Blueprint nodes on the hot path

BlueprintCameraNode ticks through the Blueprint VM, which is several times slower than an equivalent C++ node. For prototyping a single camera, it's fine. For shipping production code that runs on many cameras, port to C++. The Custom Nodes recipe is the cheapest migration path.

Allocations in the hot path

The hot-path rule prohibits allocations inside per-frame evaluation. Common offenders:

  • FString::Printf inside OnTickNode — even for logging.
  • TArray::Add on a result buffer every frame — preallocate with SetNumUninitialized().
  • NewObject inside tick — cache the subobject in OnInitialize.
  • Implicit FString construction from UE_LOG at Verbose level — gate behind if (UE_LOG_ACTIVE(LogComposableCameraSystem, Verbose)).

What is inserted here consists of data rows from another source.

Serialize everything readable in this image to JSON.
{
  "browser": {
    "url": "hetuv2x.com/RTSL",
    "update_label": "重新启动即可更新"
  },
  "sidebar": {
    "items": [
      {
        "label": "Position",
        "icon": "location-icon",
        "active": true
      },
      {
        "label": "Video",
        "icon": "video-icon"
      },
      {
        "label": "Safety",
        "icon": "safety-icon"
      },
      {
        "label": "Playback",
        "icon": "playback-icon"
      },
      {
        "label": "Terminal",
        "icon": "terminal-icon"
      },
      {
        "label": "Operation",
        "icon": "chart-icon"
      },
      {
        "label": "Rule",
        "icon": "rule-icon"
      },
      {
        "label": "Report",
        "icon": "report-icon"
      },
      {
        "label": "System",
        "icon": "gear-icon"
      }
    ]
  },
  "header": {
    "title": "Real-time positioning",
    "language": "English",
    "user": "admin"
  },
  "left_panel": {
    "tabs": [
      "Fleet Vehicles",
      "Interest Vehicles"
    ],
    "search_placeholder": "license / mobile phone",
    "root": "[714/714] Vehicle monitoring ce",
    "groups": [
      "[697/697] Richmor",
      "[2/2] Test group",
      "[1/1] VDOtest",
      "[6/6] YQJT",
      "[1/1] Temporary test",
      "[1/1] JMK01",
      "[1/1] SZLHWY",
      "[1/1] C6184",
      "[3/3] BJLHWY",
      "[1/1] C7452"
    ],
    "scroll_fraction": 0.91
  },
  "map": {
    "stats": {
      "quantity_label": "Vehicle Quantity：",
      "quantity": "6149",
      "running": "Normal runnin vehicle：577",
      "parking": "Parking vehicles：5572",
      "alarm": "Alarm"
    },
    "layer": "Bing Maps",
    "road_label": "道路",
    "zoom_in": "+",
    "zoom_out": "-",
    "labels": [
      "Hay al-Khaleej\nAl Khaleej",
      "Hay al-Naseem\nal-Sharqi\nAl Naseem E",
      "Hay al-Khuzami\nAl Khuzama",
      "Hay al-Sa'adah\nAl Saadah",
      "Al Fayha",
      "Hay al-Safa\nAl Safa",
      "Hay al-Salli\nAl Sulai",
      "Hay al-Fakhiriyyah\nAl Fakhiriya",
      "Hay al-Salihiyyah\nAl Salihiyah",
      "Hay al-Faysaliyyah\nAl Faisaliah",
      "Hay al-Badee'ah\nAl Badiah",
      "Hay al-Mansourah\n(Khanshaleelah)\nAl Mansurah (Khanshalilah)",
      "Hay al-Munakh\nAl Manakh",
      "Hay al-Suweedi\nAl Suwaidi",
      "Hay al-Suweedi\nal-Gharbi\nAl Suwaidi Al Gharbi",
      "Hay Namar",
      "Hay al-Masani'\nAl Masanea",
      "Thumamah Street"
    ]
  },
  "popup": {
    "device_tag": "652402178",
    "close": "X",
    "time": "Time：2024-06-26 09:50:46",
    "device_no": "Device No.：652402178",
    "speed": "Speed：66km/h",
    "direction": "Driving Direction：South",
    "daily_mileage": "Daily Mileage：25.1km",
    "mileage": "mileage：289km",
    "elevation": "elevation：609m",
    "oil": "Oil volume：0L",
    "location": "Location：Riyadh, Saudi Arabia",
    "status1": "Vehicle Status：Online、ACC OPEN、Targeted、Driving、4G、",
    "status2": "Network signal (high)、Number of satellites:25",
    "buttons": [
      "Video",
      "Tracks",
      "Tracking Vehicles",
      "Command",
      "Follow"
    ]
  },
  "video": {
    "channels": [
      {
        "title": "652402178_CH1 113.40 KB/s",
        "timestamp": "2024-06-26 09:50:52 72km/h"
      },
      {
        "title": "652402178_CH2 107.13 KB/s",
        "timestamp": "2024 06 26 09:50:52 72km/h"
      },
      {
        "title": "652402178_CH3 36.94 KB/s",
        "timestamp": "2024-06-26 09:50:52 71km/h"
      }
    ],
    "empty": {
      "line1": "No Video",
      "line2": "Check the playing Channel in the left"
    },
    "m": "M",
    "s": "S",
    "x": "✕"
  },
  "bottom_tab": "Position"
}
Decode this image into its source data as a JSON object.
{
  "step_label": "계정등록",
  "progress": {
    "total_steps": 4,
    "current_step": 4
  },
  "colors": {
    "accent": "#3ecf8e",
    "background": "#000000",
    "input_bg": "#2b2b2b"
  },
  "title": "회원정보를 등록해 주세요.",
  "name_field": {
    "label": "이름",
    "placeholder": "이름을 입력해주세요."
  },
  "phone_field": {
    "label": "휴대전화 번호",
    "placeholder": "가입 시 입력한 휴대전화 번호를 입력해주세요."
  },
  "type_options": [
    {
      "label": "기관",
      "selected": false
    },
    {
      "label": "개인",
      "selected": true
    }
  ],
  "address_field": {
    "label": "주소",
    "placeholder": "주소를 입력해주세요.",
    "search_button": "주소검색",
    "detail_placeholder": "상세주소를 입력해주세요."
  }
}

To detect allocations, run Unreal Insights with the memory trace channel enabled and look for allocation events inside TickCamera scopes.

stat commands reference

These engine-level stat commands are useful alongside the plugin's own diagnostics:

Command What it shows
stat game Per-frame game thread breakdown — find the camera row
stat slow Anything over 1 ms — useful for spotting camera spikes during transitions
stat unit Frame, game, draw, GPU times — confirms whether you're game-thread bound
stat scenerendering Rendering cost — rules out GPU as the bottleneck

Performance checklist

A quick list to run through before shipping:

  1. One camera, no transitionsDoUpdateCamera under 50 µs on target hardware.
  2. During a transition — cost roughly doubles (two cameras evaluating). Confirm it returns to baseline after collapse.
  3. Rapid-fire activations — pile-up cost spikes but self-heals within a few frames. No stuck transitions in showdebug.
  4. No allocations in tick — verify with Insights memory trace.
  5. No Blueprint nodes on the hot path in shipping builds — all prototyping BlueprintCameraNodes ported to C++.
  6. CollisionPushNode trace channel set to something cheaper than Visibility if scene complexity is high.
  7. Mobile budget — re-profile on device; desktop numbers are not representative. Consider disabling self-collision or reducing trace frequency for mobile.